I could be very critical about the political decisions of the state, but at the same time I know we are blessed and lucky to have the chance to have a state that we can build and direct as the vehicle of our liberation.

What I’m trying to write with these words, is that this feeling we have sometimes that we are forced (because external circumstances push us) to identify ourselves as Jews, happens because of the nature of our identity.

What I’m trying to do is to answer our questions about Jewish Identity. We need to understand that we (Jews) can live anywhere in the world, as Italians, Greeks, Americans, Germans live in different countries.
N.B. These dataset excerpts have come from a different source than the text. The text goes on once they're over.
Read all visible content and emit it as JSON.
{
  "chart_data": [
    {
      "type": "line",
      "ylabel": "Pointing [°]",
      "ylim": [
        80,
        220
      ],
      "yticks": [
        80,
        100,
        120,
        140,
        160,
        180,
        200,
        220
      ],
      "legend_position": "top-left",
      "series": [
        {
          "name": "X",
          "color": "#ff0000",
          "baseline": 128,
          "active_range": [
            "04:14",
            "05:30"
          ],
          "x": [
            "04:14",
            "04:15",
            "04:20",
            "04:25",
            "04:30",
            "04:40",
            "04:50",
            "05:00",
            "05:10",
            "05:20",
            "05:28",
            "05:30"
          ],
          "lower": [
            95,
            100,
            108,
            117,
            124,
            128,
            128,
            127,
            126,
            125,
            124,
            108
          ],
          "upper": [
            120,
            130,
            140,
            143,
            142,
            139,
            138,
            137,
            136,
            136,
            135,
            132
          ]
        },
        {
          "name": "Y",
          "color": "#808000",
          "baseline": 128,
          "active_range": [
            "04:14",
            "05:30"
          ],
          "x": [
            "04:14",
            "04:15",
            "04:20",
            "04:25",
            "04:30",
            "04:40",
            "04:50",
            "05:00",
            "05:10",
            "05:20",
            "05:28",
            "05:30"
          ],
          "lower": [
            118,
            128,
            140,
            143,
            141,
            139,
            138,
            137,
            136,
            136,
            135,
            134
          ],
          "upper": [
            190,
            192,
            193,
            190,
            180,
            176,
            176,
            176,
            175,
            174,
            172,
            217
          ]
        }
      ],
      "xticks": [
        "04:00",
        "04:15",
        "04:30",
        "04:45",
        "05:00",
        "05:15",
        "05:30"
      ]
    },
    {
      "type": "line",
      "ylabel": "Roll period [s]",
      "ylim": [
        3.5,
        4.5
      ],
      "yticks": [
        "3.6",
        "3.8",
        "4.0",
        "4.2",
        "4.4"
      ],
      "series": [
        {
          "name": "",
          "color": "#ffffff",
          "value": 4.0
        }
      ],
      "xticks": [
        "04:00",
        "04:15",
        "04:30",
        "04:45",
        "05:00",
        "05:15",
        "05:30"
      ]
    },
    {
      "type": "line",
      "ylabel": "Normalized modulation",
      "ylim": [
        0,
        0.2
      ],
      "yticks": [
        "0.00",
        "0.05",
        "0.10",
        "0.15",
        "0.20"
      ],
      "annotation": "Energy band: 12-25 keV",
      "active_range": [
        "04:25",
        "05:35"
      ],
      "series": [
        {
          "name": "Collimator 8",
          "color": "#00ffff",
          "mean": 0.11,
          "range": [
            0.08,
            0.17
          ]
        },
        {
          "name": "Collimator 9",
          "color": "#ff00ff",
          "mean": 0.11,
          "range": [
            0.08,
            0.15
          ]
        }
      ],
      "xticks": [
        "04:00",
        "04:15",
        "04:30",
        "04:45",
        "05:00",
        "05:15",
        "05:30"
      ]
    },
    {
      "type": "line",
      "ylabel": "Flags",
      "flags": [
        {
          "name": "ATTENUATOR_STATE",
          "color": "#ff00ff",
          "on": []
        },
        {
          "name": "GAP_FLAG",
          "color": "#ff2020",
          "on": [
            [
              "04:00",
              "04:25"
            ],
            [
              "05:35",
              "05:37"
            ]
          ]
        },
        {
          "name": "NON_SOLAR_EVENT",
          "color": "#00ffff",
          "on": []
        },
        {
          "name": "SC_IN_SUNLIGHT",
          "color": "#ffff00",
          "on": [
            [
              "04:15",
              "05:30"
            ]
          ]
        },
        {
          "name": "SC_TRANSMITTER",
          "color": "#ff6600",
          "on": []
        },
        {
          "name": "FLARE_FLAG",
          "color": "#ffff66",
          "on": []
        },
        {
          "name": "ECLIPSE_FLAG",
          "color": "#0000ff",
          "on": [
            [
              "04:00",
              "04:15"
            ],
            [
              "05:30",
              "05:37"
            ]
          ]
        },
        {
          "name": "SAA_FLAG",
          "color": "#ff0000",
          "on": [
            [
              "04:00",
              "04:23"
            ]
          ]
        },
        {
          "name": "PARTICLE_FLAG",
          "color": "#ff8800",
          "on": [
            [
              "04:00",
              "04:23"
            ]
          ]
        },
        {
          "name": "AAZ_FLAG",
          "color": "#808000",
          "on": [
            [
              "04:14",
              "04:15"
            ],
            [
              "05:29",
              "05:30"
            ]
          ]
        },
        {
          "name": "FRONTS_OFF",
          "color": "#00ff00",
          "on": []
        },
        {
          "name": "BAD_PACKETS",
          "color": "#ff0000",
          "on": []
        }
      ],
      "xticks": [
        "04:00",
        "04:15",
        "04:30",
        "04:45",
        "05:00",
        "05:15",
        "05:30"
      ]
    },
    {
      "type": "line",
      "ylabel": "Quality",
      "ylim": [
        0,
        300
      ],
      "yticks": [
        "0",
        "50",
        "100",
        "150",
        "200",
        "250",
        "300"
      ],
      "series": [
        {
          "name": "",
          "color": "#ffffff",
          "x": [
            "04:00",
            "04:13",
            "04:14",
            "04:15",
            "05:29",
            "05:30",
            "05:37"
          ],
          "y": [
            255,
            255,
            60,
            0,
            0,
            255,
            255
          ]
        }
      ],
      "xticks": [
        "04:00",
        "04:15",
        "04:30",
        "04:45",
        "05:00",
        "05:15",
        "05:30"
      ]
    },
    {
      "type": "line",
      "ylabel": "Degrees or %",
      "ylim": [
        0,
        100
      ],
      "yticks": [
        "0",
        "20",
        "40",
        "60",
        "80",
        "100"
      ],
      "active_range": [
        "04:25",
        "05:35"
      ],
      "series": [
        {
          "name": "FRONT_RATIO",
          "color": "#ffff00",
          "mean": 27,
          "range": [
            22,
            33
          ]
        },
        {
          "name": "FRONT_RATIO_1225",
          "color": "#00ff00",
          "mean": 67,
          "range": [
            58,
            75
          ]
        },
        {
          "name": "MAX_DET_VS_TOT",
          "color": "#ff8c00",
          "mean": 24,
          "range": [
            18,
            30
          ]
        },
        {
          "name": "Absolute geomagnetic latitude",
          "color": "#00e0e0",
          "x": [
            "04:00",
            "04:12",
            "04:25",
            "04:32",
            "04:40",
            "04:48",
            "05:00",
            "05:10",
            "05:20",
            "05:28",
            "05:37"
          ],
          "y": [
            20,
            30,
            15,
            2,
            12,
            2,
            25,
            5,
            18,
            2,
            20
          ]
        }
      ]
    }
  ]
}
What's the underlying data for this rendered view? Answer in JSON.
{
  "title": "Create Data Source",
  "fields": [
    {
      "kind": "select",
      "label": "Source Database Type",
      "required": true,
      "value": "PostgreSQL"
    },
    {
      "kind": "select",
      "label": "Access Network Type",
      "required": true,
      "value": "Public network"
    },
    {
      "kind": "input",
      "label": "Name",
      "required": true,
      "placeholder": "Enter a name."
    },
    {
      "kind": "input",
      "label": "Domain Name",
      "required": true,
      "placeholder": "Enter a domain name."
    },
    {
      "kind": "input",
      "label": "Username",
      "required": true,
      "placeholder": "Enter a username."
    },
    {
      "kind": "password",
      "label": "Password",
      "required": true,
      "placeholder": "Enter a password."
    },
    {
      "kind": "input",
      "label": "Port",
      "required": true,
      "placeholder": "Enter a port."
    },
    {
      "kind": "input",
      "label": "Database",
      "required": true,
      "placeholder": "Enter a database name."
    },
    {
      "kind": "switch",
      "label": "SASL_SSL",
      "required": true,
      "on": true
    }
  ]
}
But the true liberation of our identity is only as nation in one place.

That is why we wanted or not, even if we try to hide it, Jews will be considered a nation identified with a state. We need to understand it in other to embrace it and make it ours.

If we don’t take responsibility of our identity as nation and to our state, then we will cheating on Judaism, that Judaism that succeed to survive 2,000 years of exile, and is surviving postmodernism, where almost everything becomes subjective leaving behind and apart an important meaning to life.

In order to connect to our Judaism we should do it by connecting to our faith and to our nationhood at the same time.

May our identity bring peace and meaning to our life, may we be proud of our identity.